Add server-side GitHub mirror support
Triggered directly from push events (not CI): when a ref matches the configured branch, quire-server creates a date-sha tag locally and pushes both the branch and tag to the configured mirror remote. - quire-core: add `ci::repo_config` with `RepoConfig` / `GithubRepoConfig` (mirror URL and branch, loaded from `.quire/config.fnl`) - quire-server: add `GlobalGithubConfig` with `mirror_token` to `GlobalConfig` - quire-server: add `Repo::repo_config(sha)` to read per-repo config via git show - quire-server: add `mirror` module with `trigger` fn; wire after `ci::trigger` https://claude.ai/code/session_01MtUMXi7Z3GCDWQFY8puWpu
diff --git a/quire-core/src/ci/mod.rs b/quire-core/src/ci/mod.rs
index 6f417fc..eaeb2ee 100644
--- a/quire-core/src/ci/mod.rs
+++ b/quire-core/src/ci/mod.rs
@@ -10,5 +10,6 @@ pub mod event;
pub mod logs;
pub mod pipeline;
pub mod registration;
+pub mod repo_config;
pub mod run;
pub mod runtime;
diff --git a/quire-core/src/ci/repo_config.rs b/quire-core/src/ci/repo_config.rs
new file mode 100644
index 0000000..a1899c9
--- /dev/null
+++ b/quire-core/src/ci/repo_config.rs
@@ -0,0 +1,76 @@
+//! Per-repo CI configuration parsed from `.quire/config.fnl`.
+//!
+//! Loaded at run time (inside `quire-ci`) from the materialized
+//! workspace. Missing file → all defaults.
+
+/// Per-repo CI configuration.
+#[derive(serde::Deserialize, Debug, Default, Clone)]
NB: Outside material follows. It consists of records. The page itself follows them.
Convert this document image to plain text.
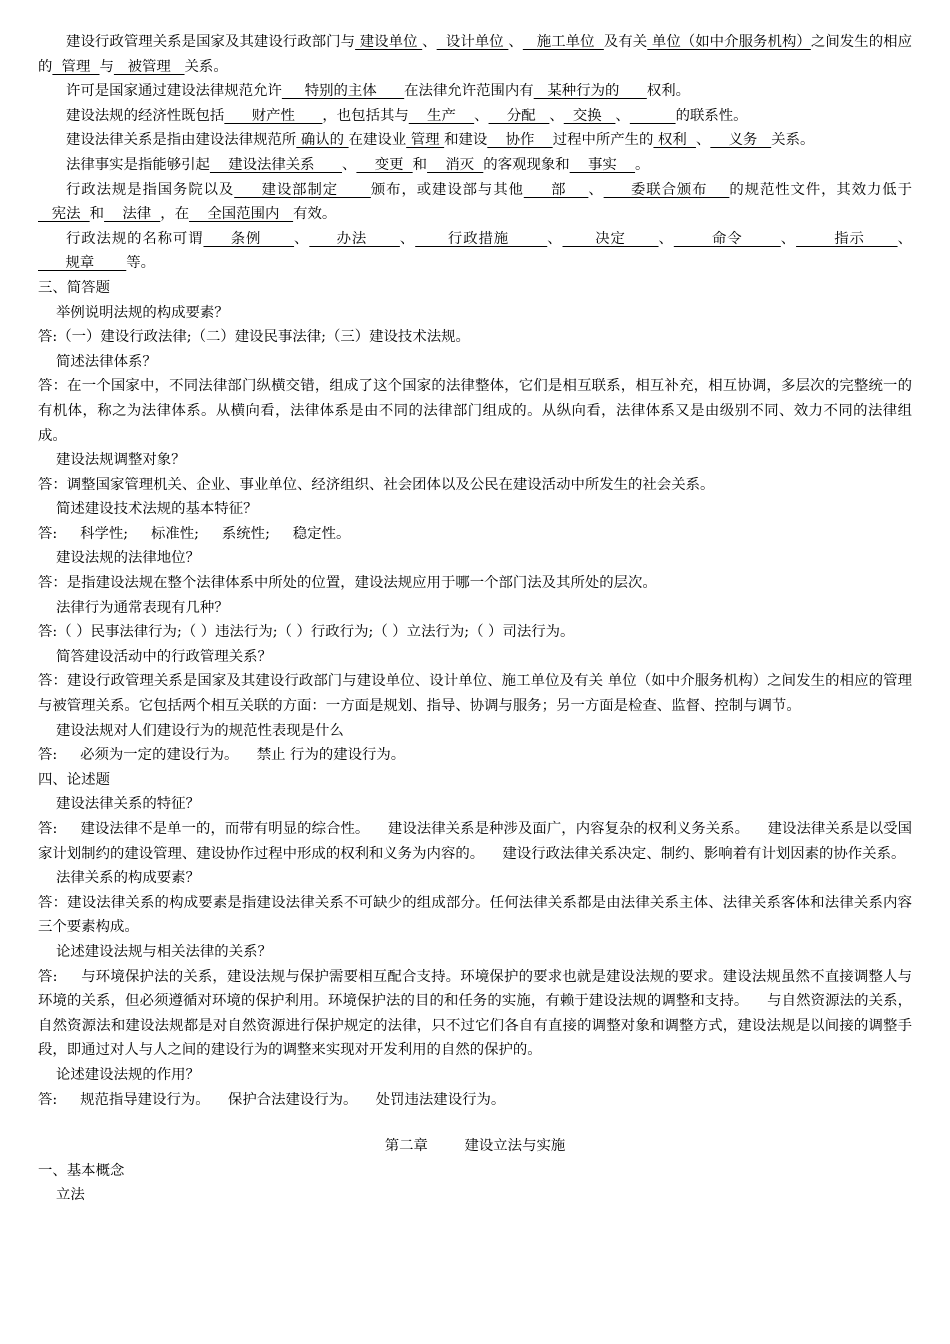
建设行政管理关系是国家及其建设行政部门与 建设单位 、  设计单位 、   施工单位  及有关 单位（如中介服务机构）之间发生的相应的  管理  与   被管理   关系。

许可是国家通过建设法律规范允许     特别的主体      在法律允许范围内有   某种行为的      权利。

建设法规的经济性既包括      财产性      ，也包括其与    生产    、    分配   、  交换   、	的联系性。

建设法律关系是指由建设法律规范所 确认的 在建设业 管理 和建设    协作    过程中所产生的 权利  、    义务   关系。

法律事实是指能够引起    建设法律关系      、    变更  和    消灭  的客观现象和    事实    。

行政法规是指国务院以及     建设部制定      颁布，或建设部与其他     部    、     委联合颁布    的规范性文件，其效力低于   宪法  和    法律  ，在    全国范围内   有效。

行政法规的名称可谓     条例      、     办法      、      行政措施       、      决定      、       命令       、       指示      、      规章       等。

三、简答题

举例说明法规的构成要素？

答:（一）建设行政法律;（二）建设民事法律;（三）建设技术法规。

简述法律体系？

答：在一个国家中，不同法律部门纵横交错，组成了这个国家的法律整体，它们是相互联系，相互补充，相互协调，多层次的完整统一的有机体，称之为法律体系。从横向看，法律体系是由不同的法律部门组成的。从纵向看，法律体系又是由级别不同、效力不同的法律组成。

建设法规调整对象？

答：调整国家管理机关、企业、事业单位、经济组织、社会团体以及公民在建设活动中所发生的社会关系。

简述建设技术法规的基本特征？

答:     科学性;     标准性;     系统性;     稳定性。

建设法规的法律地位？

答：是指建设法规在整个法律体系中所处的位置，建设法规应用于哪一个部门法及其所处的层次。

法律行为通常表现有几种？

答:（ ）民事法律行为;（ ）违法行为;（ ）行政行为;（ ）立法行为;（ ）司法行为。

简答建设活动中的行政管理关系？

答：建设行政管理关系是国家及其建设行政部门与建设单位、设计单位、施工单位及有关 单位（如中介服务机构）之间发生的相应的管理与被管理关系。它包括两个相互关联的方面：一方面是规划、指导、协调与服务；另一方面是检查、监督、控制与调节。

建设法规对人们建设行为的规范性表现是什么

答:     必须为一定的建设行为。    禁止 行为的建设行为。

四、论述题

建设法律关系的特征？

答:     建设法律不是单一的，而带有明显的综合性。    建设法律关系是种涉及面广，内容复杂的权利义务关系。    建设法律关系是以受国家计划制约的建设管理、建设协作过程中形成的权利和义务为内容的。    建设行政法律关系决定、制约、影响着有计划因素的协作关系。

法律关系的构成要素？

答：建设法律关系的构成要素是指建设法律关系不可缺少的组成部分。任何法律关系都是由法律关系主体、法律关系客体和法律关系内容三个要素构成。

论述建设法规与相关法律的关系？

答:     与环境保护法的关系，建设法规与保护需要相互配合支持。环境保护的要求也就是建设法规的要求。建设法规虽然不直接调整人与环境的关系，但必须遵循对环境的保护利用。环境保护法的目的和任务的实施，有赖于建设法规的调整和支持。    与自然资源法的关系，自然资源法和建设法规都是对自然资源进行保护规定的法律，只不过它们各自有直接的调整对象和调整方式，建设法规是以间接的调整手段，即通过对人与人之间的建设行为的调整来实现对开发利用的自然的保护的。

论述建设法规的作用？

答:     规范指导建设行为。    保护合法建设行为。    处罚违法建设行为。

第二章        建设立法与实施

一、基本概念

立法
+#[serde(default, rename_all = "kebab-case")]
+pub struct RepoConfig {
+ pub github: GithubRepoConfig,
+}
+
+/// Per-repo GitHub configuration.
+#[derive(serde::Deserialize, Debug, Clone)]
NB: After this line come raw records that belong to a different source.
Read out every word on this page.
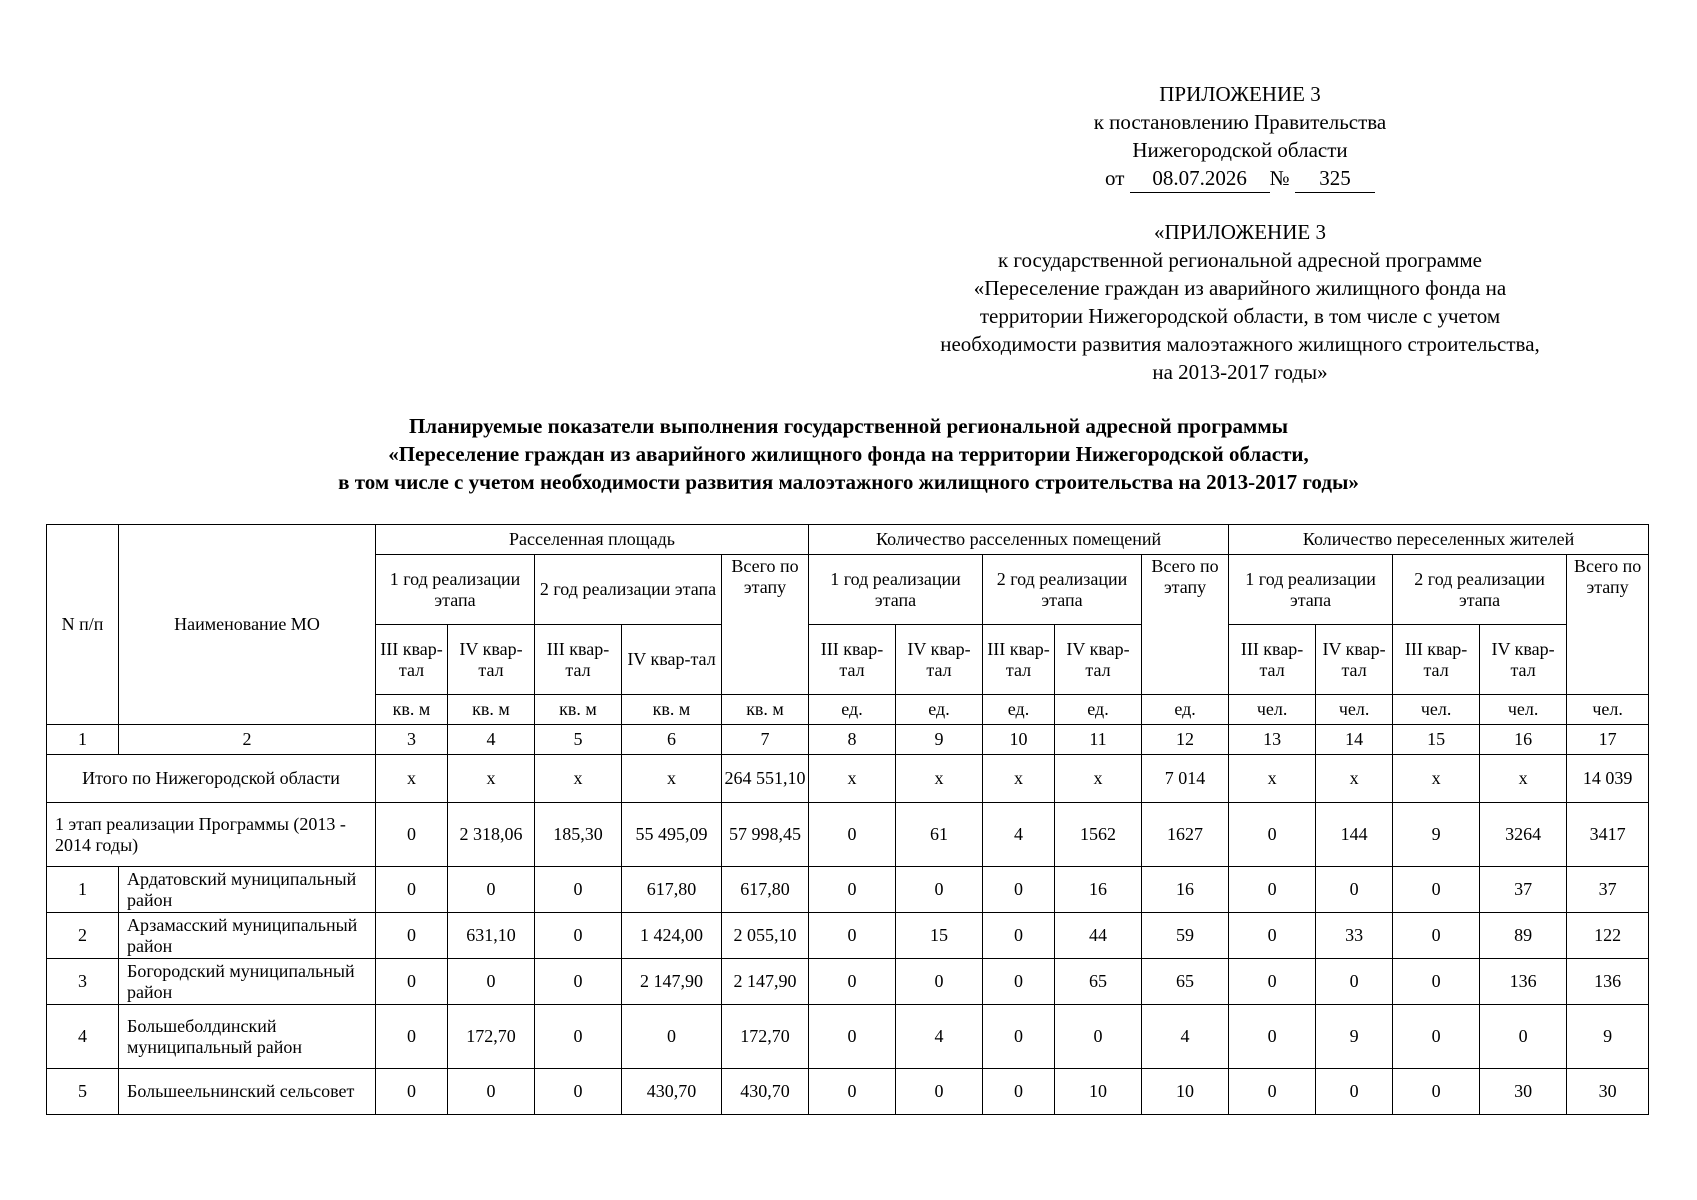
ПРИЛОЖЕНИЕ 3
к постановлению Правительства
Нижегородской области
от 08.07.2026 № 325
«ПРИЛОЖЕНИЕ 3
к государственной региональной адресной программе
«Переселение граждан из аварийного жилищного фонда на
территории Нижегородской области, в том числе с учетом
необходимости развития малоэтажного жилищного строительства,
на 2013-2017 годы»
Планируемые показатели выполнения государственной региональной адресной программы
«Переселение граждан из аварийного жилищного фонда на территории Нижегородской области,
в том числе с учетом необходимости развития малоэтажного жилищного строительства на 2013-2017 годы»
N п/п	Наименование МО	Расселенная площадь					Количество расселенных помещений					Количество переселенных жителей				
		1 год реализации этапа		2 год реализации этапа		Всего по этапу	1 год реализации этапа		2 год реализации этапа		Всего по этапу	1 год реализации этапа		2 год реализации этапа		Всего по этапу
		III квар-тал	IV квар-тал	III квар-тал	IV квар-тал		III квар-тал	IV квар-тал	III квар-тал	IV квар-тал		III квар-тал	IV квар-тал	III квар-тал	IV квар-тал	
		кв. м	кв. м	кв. м	кв. м	кв. м	ед.	ед.	ед.	ед.	ед.	чел.	чел.	чел.	чел.	чел.
1	2	3	4	5	6	7	8	9	10	11	12	13	14	15	16	17
Итого по Нижегородской области		x	x	x	x	264 551,10	x	x	x	x	7 014	x	x	x	x	14 039
1 этап реализации Программы (2013 - 2014 годы)		0	2 318,06	185,30	55 495,09	57 998,45	0	61	4	1562	1627	0	144	9	3264	3417
1	Ардатовский муниципальный район	0	0	0	617,80	617,80	0	0	0	16	16	0	0	0	37	37
2	Арзамасский муниципальный район	0	631,10	0	1 424,00	2 055,10	0	15	0	44	59	0	33	0	89	122
3	Богородский муниципальный район	0	0	0	2 147,90	2 147,90	0	0	0	65	65	0	0	0	136	136
4	Большеболдинский муниципальный район	0	172,70	0	0	172,70	0	4	0	0	4	0	9	0	0	9
5	Большеельнинский сельсовет	0	0	0	430,70	430,70	0	0	0	10	10	0	0	0	30	30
+#[serde(default, rename_all = "kebab-case")]
+pub struct GithubRepoConfig {
+ /// Remote URL to mirror to on every push to `:branch`.
+ /// E.g. `"https://github.com/user/repo.git"`.
+ /// When set, quire injects a `quire/mirror` built-in job into
+ /// every pipeline for this repo.
+ pub mirror: Option<String>,
+ /// Ref that triggers the mirror (default: `refs/heads/main`).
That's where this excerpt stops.